You are fortunate your wife is not a hoarder like my friend's wife. She won't let anything go and with 6 children, that can mean a lot of junk, mess and filth to wade through in the house, or store in garbage bags, old cupboards and wardrobes, roof cavities and 6 old cars that were still on their block brim full of rubbish. Occasionally neighbours would call in human services, but as their first point of call was always the fridge, and she maintained a healthy stock of food, they'd leave without hauling the kids along with them and perhaps get a Christian group to do a follow up. The ashtray in the console of the car resembled a mini Mt Everest, consisting of chewing gum pieces piled on top of one another mixed with butts.

When she moved house after a marital split, her ex cleaned out the old place, but the floor boards had not seen the light of day for years, let alone felt the touch of a broom or the head of a vacuum cleaner sweeping over its surface, and severe rot had set in. Then the termites were discovered in the walls.

Salvation arrived one night in the guise of a savage storm, uprooting a monstrous gum tree, plunging it through the length of the house and narrowly missing my mate and his little dog perched in front of the pot belly in a corner of the home. His wife's new house though more spacious is as overflowing with junk as the old one, and though all but one of the kids have moved out, 4 dogs took their place and their faeces compete for space with the smell of rotting clothes and assorted rubbish.

Meanwhile, the old house is being replaced by the insurance company with a new one, with as many rooms and a swimming pool. My mate cried at the loss of precious family memories, but from where I sit, the falling tree had the life changing effect of winning a lottery.
 
It was great to hear Digger call up the Coodabeens again today!

Back in the eighties when the Coodabeens were on 3RRR, a character called Massive phoned in.

He described a favourite meal: hollow out a large crunchy loaf of bread; fill it with hot chips; then deep fry the lot.

Think he then sauced it, wrapped it in foil, and took it to Moorabbin to watch Tony Lockett.
 
Back in the eighties when the Coodabeens were on 3RRR, a character called Massive phoned in.

He described a favourite meal: hollow out a large crunchy loaf of bread; fill it with hot chips; then deep fry the lot.

Think he then sauced it, wrapped it in foil, and took it to Moorabbin to watch Tony Lockett.

We need Massive to post some pictures on here, so we can rate his cooking and then have Gimp arbitrarily rank him on the Gimp ladder. :eek:
 
Back in the eighties when the Coodabeens were on 3RRR, a character called Massive phoned in.

He described a favourite meal: hollow out a large crunchy loaf of bread; fill it with hot chips; then deep fry the lot.

Think he then sauced it, wrapped it in foil, and took it to Moorabbin to watch Tony Lockett.
Yep Massive Merv from Moorabbin.
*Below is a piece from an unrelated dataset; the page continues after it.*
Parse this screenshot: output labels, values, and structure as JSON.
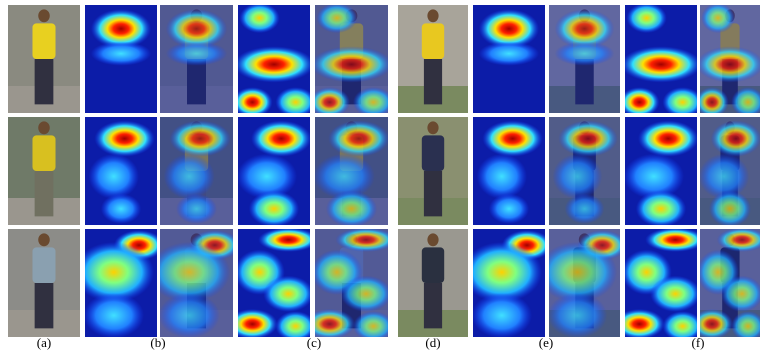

His shtick was to was end all his "recipes" with ..."then deep fry it, in batter"
 
Back in the eighties when the Coodabeens were on 3RRR, a character called Massive phoned in.

He described a favourite meal: hollow out a large crunchy loaf of bread; fill it with hot chips; then deep fry the lot.

Think he then sauced it, wrapped it in foil, and took it to Moorabbin to watch Tony Lockett.
Ummm..... do people actually think these people on the “phone in” actually existed?
Do they not understand the program?
 
Ummm..... do people actually think these people on the “phone in” actually existed?
Do they not understand the program?
I doubt there is anyone out there that believes they are real callers.